Bei der Beurteilung der Unverständlichkeit sei laut OGH zu unterscheiden, ob der Verwender eine möglichst verständliche Formulierung gewählt oder die Allgemeinen Geschäftsbedingungen (für Durchschnittskund:innen) unnötig schwer verständlich formuliert hat.
Es könne – wie der OGH ausführt – nicht angehen, dass Allgemeine Geschäftsbedingungen keine termini technici mehr verwenden könnten, weil sie den Verbraucher:innen nicht geläufig sind. Gerade im Bereich komplexerer Anlage- oder Versicherungsprodukte sei eine gewisse Mindestkundigkeit der Verbraucher:innen zu unterstellen, damit nicht etwa ganze Branchen ihre juristische Kommunikationsfähigkeit verlieren würden. Auch durch ein Zuviel an Information könne laut OGH das Transparenzgebot ad absurdum geführt werden. Das Transparenzgebot finde seine Grenze nämlich dort, wo es funktionslos werde.

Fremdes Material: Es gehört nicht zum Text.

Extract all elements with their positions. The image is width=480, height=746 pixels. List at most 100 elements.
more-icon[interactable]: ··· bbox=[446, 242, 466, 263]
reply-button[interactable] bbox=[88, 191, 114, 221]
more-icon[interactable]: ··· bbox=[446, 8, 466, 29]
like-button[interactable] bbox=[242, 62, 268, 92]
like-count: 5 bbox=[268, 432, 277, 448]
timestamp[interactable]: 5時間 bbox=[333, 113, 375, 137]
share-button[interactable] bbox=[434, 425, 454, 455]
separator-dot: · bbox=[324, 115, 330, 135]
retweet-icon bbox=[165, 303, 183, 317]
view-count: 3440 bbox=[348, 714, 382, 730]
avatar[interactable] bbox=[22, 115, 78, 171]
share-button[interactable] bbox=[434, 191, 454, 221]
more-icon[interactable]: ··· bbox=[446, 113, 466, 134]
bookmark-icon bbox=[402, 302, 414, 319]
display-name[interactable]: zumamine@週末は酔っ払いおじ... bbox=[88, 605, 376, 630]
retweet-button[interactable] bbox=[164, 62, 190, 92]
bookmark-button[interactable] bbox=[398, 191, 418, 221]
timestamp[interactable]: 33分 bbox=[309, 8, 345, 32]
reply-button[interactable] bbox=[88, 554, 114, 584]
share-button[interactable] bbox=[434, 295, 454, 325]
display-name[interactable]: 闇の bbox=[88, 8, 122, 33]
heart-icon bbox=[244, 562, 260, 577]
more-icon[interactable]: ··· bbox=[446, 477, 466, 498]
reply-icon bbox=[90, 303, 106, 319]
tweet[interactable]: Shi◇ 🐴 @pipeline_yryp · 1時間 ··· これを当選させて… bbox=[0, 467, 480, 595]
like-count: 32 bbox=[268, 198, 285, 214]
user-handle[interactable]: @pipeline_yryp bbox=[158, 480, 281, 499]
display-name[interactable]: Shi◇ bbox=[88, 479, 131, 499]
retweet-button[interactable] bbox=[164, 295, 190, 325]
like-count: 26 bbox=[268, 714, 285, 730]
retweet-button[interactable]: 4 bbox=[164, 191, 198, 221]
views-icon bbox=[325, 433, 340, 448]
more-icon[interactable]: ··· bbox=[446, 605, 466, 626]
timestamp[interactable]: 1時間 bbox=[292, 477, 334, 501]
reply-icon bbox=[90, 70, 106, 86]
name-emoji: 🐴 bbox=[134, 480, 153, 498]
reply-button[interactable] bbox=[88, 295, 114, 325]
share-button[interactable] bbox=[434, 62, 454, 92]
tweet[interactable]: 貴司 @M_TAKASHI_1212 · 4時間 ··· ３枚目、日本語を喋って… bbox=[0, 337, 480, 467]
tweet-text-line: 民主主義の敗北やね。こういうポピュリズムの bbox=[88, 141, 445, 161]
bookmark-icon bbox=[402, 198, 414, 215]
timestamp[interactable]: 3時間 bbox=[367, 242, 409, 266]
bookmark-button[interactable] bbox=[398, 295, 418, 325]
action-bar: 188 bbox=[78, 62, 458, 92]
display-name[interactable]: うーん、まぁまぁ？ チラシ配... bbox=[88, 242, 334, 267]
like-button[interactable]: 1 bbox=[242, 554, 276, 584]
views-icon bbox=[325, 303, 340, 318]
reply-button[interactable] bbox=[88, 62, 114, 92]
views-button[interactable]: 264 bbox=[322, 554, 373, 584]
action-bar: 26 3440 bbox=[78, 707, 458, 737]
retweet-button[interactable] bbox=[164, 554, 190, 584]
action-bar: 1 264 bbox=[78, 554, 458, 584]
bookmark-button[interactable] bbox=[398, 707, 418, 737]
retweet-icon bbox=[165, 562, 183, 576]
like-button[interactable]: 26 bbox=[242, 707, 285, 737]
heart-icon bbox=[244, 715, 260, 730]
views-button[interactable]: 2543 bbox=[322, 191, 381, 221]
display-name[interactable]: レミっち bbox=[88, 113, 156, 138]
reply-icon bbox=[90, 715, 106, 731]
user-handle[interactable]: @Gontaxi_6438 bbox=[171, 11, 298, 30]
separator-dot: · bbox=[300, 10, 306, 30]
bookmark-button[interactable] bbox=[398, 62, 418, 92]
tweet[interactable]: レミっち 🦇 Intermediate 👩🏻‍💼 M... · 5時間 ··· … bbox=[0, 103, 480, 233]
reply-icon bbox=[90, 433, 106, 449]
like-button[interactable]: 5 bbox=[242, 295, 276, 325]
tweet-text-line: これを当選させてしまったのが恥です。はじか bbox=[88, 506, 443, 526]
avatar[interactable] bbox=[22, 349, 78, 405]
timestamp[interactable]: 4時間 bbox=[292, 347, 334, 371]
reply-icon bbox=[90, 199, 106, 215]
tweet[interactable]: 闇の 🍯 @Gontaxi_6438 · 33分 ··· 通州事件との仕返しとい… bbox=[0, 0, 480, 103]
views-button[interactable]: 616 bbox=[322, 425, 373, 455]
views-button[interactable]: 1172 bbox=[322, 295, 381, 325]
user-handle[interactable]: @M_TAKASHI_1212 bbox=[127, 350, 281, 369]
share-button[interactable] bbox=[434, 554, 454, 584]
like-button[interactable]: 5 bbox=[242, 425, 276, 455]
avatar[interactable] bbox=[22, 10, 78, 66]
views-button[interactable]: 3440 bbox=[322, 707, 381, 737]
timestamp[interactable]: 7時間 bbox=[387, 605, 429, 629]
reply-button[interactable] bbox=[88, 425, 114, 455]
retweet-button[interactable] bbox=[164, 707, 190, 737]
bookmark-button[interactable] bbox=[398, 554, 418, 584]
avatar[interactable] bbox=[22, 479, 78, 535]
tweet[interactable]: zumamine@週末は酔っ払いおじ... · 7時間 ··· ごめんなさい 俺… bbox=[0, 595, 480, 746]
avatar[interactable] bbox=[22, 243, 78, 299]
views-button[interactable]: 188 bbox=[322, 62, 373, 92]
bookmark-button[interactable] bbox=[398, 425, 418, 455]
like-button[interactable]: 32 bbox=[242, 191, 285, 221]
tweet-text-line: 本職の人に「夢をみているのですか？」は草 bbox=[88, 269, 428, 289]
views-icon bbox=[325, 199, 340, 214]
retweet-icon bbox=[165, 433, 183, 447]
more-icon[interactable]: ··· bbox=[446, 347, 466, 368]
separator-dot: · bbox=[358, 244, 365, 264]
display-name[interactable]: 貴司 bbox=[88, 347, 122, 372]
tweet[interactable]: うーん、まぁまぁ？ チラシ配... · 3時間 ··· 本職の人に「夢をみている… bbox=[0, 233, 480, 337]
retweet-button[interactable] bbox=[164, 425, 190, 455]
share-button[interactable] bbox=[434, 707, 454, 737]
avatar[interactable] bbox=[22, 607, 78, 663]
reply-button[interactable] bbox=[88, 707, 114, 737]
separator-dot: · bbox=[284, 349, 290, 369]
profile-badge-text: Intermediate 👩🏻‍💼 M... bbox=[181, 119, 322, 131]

Der OGH hält fest, dass die Forderung nach einer detaillierten Erklärung „versicherungsmathematischer Grundsätze“ im Rahmen Allgemeiner Versicherungsbedingungen – neben der ohnehin gegebenen aufsichtsrechtlichen Kontrolle dieser Grundsätze – ein solches Zuviel an Information wäre, dass das Transparenzgebot funktionslos machen würde.
Der OGH änderte somit die Entscheidung der Vorinstanzen ab und untersagte die Klausel 2 nicht.